GitLab private projects that were formerly public could have been accessed through search APIs

An ethical hacker has been awarded $3,000 (£2,300) for disclosing a security vulnerability that could have lead to the exposure of private GitLab groups.

Solutions architect Riccardo Padovani first encountered the vulnerability in November 2019. He promptly informed GitLab to the fact that private projects which were formerly public could have been accessed by other parties through vulnerable search APIs.

Although the issue was disclosed almost a year ago, the report was only made public on 6 October.

As explained by Padavani on the bug bounty platform HackerOne: "Alice creates the public group 'Example', and a public project named 'Example-project' inside the group. In the readme of the project, Alice writes 'Example'. Now, Alice creates a private group called 'private', and transfers all the 'Example' group to the 'private' group.
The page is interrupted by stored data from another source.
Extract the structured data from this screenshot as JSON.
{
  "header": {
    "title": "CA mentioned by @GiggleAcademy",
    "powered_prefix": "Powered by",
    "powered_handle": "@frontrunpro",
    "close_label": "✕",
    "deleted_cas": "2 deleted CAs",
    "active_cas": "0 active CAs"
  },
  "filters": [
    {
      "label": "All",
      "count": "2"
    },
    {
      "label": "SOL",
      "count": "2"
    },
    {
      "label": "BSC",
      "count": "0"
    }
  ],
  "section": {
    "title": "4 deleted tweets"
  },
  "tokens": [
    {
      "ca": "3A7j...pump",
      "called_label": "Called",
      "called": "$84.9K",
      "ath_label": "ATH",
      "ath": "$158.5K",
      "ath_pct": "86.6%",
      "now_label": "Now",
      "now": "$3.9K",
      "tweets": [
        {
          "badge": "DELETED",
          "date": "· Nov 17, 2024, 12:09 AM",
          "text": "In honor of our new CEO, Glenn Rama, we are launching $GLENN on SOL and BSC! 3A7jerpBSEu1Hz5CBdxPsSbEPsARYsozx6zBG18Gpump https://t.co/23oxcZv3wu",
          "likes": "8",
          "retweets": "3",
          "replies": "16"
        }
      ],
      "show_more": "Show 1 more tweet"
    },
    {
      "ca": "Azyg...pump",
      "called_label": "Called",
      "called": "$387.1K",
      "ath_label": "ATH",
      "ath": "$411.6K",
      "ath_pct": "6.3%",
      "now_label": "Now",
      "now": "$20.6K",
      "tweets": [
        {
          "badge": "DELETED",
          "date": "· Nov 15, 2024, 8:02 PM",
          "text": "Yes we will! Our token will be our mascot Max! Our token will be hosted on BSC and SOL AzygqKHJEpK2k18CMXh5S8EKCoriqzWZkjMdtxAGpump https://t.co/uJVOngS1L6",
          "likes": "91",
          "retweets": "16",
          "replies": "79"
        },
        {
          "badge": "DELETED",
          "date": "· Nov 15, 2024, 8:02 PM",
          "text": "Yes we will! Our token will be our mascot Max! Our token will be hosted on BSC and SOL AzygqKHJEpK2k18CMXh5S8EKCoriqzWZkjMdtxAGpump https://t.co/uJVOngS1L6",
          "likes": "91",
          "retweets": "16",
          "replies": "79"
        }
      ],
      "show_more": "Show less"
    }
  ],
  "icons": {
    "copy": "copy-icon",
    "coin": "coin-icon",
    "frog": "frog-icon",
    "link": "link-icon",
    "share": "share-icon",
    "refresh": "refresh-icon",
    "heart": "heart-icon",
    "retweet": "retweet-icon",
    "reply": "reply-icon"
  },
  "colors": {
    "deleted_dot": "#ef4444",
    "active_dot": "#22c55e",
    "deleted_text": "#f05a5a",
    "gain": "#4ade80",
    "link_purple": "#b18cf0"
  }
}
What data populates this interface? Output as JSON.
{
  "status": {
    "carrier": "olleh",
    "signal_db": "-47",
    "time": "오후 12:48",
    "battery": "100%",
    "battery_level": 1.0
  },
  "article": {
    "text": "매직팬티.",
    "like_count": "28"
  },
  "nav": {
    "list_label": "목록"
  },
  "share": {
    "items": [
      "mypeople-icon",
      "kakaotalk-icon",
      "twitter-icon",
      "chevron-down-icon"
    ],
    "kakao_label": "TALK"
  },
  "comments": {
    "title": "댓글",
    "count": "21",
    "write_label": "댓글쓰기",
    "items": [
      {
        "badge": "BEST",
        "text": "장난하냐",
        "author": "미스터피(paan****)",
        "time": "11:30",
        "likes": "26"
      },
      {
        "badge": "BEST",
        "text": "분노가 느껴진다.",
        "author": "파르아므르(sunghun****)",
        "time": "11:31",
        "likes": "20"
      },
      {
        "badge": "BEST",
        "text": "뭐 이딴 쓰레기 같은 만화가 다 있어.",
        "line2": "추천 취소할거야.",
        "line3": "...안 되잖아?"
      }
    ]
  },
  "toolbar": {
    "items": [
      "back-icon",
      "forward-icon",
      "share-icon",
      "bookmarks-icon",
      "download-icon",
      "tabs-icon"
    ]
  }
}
'If Bob (totally unrelated to Alice) searches for 'Example' instance-wide, he will not find anything [... but if he] uses APIs, he will receive the results back with the information that should be private,” he wrote, adding that the issue only arises when entire groups are transferred, as opposed to single projects.

GitLab software security expert Jeremy Matos verified this finding and escalated the issue to GitLab’s engineering team. The DevOps tool patched the vulnerability in GitLab version 12.5.4  and awarded Padavani with $3,000 for disclosing it.

Bug bounty hunting, which is a form of ethical hacking that focuses on finding and disclosing security issues, is becoming an increasingly popular source of income for security experts.

In August, it was reported that Microsoft paid out $13.7 million (roughly £10.5 million) across 15 bounty programmes during the previous 12 months, more than three times the amount paid out to researchers in the same period during 2018/19. The company rewarded 327 researchers for identifying bugs and flaws in Microsoft software, with 1,226 eligible vulnerability reports being filed during the period. The biggest single reward was $200,000.

CREST chairman Ian Glover previously told IT Pro that "the demand for high-quality individuals working for professional companies far outstrips supply."

"The UK is seen as one of the leaders in this area and the opportunity to work on international projects is increasing every day,” he said, adding that a registered level professional would expect to earn in the region of £55,000 and a team leader could be looking at more than £90,000.